Vengo observando que, en los discursos que se pronuncian en no pocos actos públicos, predominan valores que tienen que ver con la ecología y la sostenibilidad, con la violencia de género y la igualdad de la mujer, con el respeto a la diversidad y con los derechos de las personas más desfavorecidas, y no puedo menos de congratularme porque estos valores han sido destendidos en demasiados momentos de la historia. Considero que es un bien para el conjunto de la población tomar conciencia de las carencias que nuestra cultura ha tenido en las pasadas décadas y ponerles remedio. Aún con todas las imperfecciones que siempre lleva a cuestas la vida humana, es justo reconocer que estos nuevos valores entroncan con el Evangelio de Jesús y que en ellos está presente su Espíritu, que actúa en las entrañas de la historia humana y en el corazón de las personas de buena voluntad.

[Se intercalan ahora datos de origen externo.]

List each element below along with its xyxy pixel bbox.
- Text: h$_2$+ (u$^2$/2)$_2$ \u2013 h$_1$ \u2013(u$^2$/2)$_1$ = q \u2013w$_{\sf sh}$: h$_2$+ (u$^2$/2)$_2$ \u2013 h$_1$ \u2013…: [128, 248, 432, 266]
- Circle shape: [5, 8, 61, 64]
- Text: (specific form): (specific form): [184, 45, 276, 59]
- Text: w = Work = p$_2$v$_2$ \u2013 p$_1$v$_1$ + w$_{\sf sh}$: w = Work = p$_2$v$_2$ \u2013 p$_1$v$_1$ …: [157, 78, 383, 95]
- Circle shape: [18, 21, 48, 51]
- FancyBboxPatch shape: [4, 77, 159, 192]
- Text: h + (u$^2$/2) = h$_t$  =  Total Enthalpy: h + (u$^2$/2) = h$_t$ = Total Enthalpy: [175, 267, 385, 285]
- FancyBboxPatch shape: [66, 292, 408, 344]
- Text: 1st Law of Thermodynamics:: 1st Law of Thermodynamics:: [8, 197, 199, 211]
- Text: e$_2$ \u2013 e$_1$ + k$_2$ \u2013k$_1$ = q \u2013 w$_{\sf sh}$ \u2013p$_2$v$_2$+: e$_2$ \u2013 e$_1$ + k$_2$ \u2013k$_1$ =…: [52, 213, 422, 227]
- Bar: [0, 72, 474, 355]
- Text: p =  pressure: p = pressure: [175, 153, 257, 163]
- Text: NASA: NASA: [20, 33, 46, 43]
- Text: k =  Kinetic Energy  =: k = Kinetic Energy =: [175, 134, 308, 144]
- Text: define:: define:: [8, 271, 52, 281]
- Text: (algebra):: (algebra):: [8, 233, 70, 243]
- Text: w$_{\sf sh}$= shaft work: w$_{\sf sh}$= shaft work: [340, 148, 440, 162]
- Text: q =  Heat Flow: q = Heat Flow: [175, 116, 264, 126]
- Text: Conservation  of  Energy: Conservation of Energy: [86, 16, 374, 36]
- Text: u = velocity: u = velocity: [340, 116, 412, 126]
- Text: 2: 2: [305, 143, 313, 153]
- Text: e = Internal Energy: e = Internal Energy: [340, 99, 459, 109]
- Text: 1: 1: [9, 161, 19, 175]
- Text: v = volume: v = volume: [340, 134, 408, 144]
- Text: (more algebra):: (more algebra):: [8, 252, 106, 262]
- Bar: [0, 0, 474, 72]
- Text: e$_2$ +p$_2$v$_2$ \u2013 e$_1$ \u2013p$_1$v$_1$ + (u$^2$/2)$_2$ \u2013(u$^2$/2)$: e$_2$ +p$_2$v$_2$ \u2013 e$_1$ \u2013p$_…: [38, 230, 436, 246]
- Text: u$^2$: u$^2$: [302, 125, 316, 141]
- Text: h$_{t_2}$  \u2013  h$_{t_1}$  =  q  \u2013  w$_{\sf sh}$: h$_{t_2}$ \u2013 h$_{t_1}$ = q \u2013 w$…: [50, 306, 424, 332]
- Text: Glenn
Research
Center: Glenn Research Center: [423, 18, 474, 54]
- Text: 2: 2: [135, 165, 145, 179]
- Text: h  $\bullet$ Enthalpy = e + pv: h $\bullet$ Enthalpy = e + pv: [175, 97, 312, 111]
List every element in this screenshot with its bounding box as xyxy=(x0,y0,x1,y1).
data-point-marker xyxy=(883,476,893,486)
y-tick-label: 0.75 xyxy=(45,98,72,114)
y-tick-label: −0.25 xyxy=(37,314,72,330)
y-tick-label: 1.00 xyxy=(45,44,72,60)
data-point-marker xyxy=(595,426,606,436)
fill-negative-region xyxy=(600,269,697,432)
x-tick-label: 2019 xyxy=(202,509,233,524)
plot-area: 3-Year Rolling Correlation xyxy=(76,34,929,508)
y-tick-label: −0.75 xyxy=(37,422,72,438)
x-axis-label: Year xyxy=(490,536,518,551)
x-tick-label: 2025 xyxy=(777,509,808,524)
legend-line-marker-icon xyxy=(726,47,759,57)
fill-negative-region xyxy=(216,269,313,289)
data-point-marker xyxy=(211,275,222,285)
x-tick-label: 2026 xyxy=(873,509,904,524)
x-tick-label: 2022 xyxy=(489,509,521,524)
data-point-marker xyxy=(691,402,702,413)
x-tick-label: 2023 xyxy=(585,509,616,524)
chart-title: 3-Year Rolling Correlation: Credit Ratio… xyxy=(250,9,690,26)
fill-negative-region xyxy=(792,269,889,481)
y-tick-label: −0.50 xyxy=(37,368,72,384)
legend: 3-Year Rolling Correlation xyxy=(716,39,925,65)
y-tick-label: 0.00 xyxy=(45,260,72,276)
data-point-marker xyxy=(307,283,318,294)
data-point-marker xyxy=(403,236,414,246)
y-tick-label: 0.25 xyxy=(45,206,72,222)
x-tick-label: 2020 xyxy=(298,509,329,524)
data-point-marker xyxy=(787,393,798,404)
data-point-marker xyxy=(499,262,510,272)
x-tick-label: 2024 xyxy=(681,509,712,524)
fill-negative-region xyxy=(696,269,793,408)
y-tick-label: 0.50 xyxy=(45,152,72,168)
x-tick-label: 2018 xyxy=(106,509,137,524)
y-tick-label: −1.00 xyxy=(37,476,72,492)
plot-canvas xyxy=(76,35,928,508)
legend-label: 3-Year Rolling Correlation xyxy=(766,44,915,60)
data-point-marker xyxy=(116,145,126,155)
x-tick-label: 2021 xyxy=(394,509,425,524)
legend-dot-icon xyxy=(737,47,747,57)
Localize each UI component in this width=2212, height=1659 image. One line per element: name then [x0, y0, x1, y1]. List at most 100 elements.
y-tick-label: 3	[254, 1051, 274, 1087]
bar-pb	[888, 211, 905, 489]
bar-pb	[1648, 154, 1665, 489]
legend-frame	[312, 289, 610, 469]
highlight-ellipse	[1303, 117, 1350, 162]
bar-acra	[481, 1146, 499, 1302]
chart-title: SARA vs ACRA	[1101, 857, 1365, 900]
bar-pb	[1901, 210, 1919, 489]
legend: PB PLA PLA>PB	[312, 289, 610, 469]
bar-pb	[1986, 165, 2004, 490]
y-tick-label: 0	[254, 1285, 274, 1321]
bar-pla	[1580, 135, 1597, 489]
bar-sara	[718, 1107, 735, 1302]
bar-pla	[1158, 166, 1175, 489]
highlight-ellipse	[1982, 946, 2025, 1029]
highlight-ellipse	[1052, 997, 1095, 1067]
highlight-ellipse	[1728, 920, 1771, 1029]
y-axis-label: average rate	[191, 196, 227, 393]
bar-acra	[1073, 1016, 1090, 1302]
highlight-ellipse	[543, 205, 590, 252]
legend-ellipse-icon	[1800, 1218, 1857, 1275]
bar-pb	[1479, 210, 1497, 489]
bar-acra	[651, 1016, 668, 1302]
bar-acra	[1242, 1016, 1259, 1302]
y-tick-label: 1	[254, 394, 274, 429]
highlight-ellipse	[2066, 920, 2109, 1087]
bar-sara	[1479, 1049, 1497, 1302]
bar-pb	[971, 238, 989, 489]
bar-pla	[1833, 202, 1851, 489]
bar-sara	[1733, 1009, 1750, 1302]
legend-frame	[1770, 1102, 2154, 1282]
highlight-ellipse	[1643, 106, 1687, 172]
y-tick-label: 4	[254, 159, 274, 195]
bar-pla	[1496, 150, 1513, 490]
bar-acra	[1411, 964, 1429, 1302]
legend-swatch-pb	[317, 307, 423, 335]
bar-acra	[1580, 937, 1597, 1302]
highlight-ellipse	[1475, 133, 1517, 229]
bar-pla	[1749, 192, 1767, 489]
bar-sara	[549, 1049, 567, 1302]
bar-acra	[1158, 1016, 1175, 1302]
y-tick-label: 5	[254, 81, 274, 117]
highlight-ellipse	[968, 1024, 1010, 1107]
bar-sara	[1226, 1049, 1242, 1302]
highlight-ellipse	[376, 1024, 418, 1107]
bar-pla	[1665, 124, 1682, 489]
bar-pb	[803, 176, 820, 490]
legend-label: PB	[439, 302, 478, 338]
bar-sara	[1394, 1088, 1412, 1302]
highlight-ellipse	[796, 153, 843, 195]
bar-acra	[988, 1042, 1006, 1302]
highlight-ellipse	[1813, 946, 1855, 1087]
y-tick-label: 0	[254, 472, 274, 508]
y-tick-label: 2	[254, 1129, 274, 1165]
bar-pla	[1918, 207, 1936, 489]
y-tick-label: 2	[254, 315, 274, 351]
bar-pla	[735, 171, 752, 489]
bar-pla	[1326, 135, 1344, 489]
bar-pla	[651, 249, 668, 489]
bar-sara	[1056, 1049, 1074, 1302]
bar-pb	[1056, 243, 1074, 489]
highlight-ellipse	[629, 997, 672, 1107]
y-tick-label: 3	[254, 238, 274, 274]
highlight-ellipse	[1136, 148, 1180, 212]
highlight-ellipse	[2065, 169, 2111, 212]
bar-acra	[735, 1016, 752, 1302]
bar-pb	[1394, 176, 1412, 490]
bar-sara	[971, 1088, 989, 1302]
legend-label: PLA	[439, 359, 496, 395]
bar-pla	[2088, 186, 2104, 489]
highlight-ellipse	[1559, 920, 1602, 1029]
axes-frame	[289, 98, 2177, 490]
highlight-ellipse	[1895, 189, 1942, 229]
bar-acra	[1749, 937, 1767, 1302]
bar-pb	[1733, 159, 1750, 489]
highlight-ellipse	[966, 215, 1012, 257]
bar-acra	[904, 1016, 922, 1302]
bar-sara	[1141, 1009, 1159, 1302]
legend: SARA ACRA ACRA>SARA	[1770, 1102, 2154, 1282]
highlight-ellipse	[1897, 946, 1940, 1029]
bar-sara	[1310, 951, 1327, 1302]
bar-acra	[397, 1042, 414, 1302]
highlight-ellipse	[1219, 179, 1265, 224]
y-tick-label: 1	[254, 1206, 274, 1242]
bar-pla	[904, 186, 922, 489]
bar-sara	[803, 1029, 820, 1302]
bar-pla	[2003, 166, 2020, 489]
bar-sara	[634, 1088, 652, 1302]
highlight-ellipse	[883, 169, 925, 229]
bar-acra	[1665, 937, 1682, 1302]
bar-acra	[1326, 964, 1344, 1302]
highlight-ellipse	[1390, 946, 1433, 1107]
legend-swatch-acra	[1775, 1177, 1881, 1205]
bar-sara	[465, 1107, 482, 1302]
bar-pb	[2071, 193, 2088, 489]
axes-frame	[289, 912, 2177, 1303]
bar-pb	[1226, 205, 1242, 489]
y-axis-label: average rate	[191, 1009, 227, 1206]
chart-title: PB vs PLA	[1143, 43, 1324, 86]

Pero también observo que se van arrinconando otros valores “de toda la vida”. Así, apenas se habla de la disciplina y de la necesidad de aprender a renunciar y a sacrificarse para conseguir que la sociedad mejore; con el auge de un relativismo muchas veces interesado, no se promueve la búsqueda y la defensa de la verdad; la obsesión por la inmediatez no deja espacio para la paciencia y la perseverancia; la lealtad y el compromiso de por vida no están de moda, con consecuencias en ámbitos tan diversos como la participación en la vida social o la natalidad; en nombre de una igualdad mal entendida, no se respeta la autoridad de padres, profesores, gobernantes, etc.
Con estas pinceladas, sólo pretendo llamar la atención de los miembros de nuestra Iglesia diocesana y de todos los que quieran escucharme sobre un fenómeno preocupante: unos valores están en auge entre nosotros, pero otros van cayendo en desuso, sin darnos cuenta de las consecuencias, positivas y negativas, que esta situación propicia, especialmente en las nuevas generaciones.
A este respecto, vienen a mi memoria dos enseñanzas que Jesús nos dejó. En unas advertencias que hizo a los escribas y fariseos les dijo: «Esto es lo que habría que practicar, aunque sin descuidar aquello» (Mt 23, 23), y, después de exponer a todos algunas parábolas sobre el Reino de los Cielos, concluyó: «Todo escriba que se ha hecho discípulo del Reino de los Cielos es semejante al dueño de una casa que saca de sus arcas lo nuevo y lo viejo» (Mt 13,52). De este modo nos invitó a no desdeñar lo nuevo porque sea nuevo, ni lo viejo porque sea antiguo; a conservar los valores que nos han ayudado a desarrollarnos como personas y como pueblo, impulsando al mismo tiempo aquellos nuevos valores que engrandecen el patrimonio moral de nuestra sociedad.
Recibid un saludo muy cordial, en el Señor.